Poll Shows Divided Views on Durham Anti-LGBTQ+ Affirming Church
One thing's for sure: folks felt strongly the church should either be welcomed, or has to go.
The results are in!
Thank you kindly to the folks who took the time to fill out this survey. This is a small sample size, and I'm hoping over time we'll get more participation as we grow.
This week, we asked you about Pioneers Church, a new millenial-led United Methodist congregation opening a co-working faith community center on West Geer Street. Pioneers' founders say they won't marry gay couples but want to build strong alliances with the LGBTQ+ community. Some neighbors feel the church's views are problematic and community backlash has included salt being poured around the building supposedly to cleanse negative energy.
In the last week, other businesses in the neighborhoods have hung rainbow flags in solidarity with the LGBTQ+ community, and there has been a gathering planned for Sunday at nearby venue Motorco for Durham residents concerned with "the potential harm Pioneers may cause."
But if this week's poll shows not everyone is up in arms about the new church, but folks are certainly divided about the issue and how the community should respond.
More than half of Power Poll members that responded to this week's poll felt that the church should have a place in the Bull City on the basis of religious freedom. About a third felt the exact opposite: that discriminatory beliefs don't belong in Durham. Only one person responded maybe and another had no opinion. For me, that speaks to how divided folks are on this topic.
However, if community members are coming to Pioneers' defense, it's hard to tell from the online discourse, which has been predominately critical of the church. As of Thursday, more than 6,900 people have signed a petition called "Anti-LBGTQ Homophobic Church? Not in My Durham!"
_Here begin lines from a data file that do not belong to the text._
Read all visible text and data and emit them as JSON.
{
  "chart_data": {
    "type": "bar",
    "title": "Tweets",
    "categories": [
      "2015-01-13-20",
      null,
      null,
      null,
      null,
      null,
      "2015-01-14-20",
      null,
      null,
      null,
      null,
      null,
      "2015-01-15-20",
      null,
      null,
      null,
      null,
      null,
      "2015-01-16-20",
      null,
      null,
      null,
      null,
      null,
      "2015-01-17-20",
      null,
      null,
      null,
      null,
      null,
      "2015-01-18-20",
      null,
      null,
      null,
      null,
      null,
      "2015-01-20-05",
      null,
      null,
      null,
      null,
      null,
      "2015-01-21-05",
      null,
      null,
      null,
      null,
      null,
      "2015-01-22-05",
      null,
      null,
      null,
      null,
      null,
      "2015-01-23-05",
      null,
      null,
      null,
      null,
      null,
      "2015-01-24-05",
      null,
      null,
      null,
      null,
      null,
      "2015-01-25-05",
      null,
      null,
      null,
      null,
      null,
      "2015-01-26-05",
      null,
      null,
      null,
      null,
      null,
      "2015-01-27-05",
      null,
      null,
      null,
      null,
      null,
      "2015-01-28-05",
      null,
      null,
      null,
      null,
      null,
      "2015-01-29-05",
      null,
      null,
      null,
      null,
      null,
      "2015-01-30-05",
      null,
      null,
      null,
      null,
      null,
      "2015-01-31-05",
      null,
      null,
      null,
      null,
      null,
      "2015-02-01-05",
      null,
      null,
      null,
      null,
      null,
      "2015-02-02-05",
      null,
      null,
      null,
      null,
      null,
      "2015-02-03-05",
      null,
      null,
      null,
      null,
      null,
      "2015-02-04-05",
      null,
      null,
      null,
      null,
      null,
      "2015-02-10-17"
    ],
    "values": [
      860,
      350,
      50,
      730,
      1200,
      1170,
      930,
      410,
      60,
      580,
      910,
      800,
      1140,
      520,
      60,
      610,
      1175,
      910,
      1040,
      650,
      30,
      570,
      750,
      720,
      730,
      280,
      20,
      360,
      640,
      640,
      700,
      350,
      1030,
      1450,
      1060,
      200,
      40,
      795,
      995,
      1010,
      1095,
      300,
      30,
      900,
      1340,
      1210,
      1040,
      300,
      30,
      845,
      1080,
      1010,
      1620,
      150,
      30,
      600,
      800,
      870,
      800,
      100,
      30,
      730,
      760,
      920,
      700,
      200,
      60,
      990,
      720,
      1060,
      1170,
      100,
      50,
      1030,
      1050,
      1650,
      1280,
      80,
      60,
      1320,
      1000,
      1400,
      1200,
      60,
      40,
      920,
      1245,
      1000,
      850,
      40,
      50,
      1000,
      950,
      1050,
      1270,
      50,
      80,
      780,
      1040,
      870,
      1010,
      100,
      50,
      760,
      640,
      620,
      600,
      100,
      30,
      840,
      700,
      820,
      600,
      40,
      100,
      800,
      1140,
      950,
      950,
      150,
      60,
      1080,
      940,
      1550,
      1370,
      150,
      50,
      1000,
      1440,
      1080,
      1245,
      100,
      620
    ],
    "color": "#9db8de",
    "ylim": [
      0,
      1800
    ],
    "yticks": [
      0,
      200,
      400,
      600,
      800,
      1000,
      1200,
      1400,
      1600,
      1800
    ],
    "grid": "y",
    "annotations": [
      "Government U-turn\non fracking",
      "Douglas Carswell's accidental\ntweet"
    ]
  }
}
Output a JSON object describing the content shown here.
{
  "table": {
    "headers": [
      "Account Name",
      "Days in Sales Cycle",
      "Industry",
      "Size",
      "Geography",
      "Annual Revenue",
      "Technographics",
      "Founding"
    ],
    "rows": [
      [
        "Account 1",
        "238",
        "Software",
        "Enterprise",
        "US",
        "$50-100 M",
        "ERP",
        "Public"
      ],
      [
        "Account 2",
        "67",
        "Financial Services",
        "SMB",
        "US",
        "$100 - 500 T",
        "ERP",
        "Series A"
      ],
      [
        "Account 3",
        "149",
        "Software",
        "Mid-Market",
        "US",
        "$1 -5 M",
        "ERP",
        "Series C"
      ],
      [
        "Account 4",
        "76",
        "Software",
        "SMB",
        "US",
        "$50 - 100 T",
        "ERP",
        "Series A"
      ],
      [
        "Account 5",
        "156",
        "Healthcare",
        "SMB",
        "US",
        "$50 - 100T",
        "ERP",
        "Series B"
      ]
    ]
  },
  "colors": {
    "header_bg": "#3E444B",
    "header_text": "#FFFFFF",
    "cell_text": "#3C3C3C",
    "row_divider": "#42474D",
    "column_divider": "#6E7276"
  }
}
In the second question, I asked what the church could do to build relationships and be welcome into the neighborhood. Here, things got interesting. While folks were fairly divided in question one, far fewer people said they'd feel welcome at the Pioneers without any changes. The most popular solution was to have the church engage in a dialogue to foster mutual understanding and respect.
But the next most popular answer was that there is nothing Pioneers could do to fit into the neighborhood, and they should probably relocate.
Talk isn't always cheap, but in this situation, no one felt the solution was for the church to invest in resources to support LBGTQ+ causes. Only one person didn't have an opinion.
Regardless of the church's future in the neighborhood, it's clear this was a divisive issue for folks and most of you feel strongly one way or the other: either they can stay or should go, but there's not much in-between.
We always like to throw in a fun question. I asked you when is the ideal time to decorate for the holidays!
About a third of you had no opinion (sad face), but another third said you do while eating your leftover turkey after Thanksgiving. The rest of you felt the first week of December, except for the special person who likes to scramble the week before Christmas.
I was relieved to see this week's poll included no anti-decorating Scrooges or the psychopaths who put their lights and inflatable reindeer up right after Halloween.
About Power Poll: Power Poll asks questions of the most powerful, influential people in U.S. cities. It is not a scientific survey. But because the people responding to the surveys comprise the leadership structure of their cities, the results afford a fascinating glimpse into the thoughts, opinions, and beliefs of those in a position to make change. Power Poll is distinctly nonpartisan.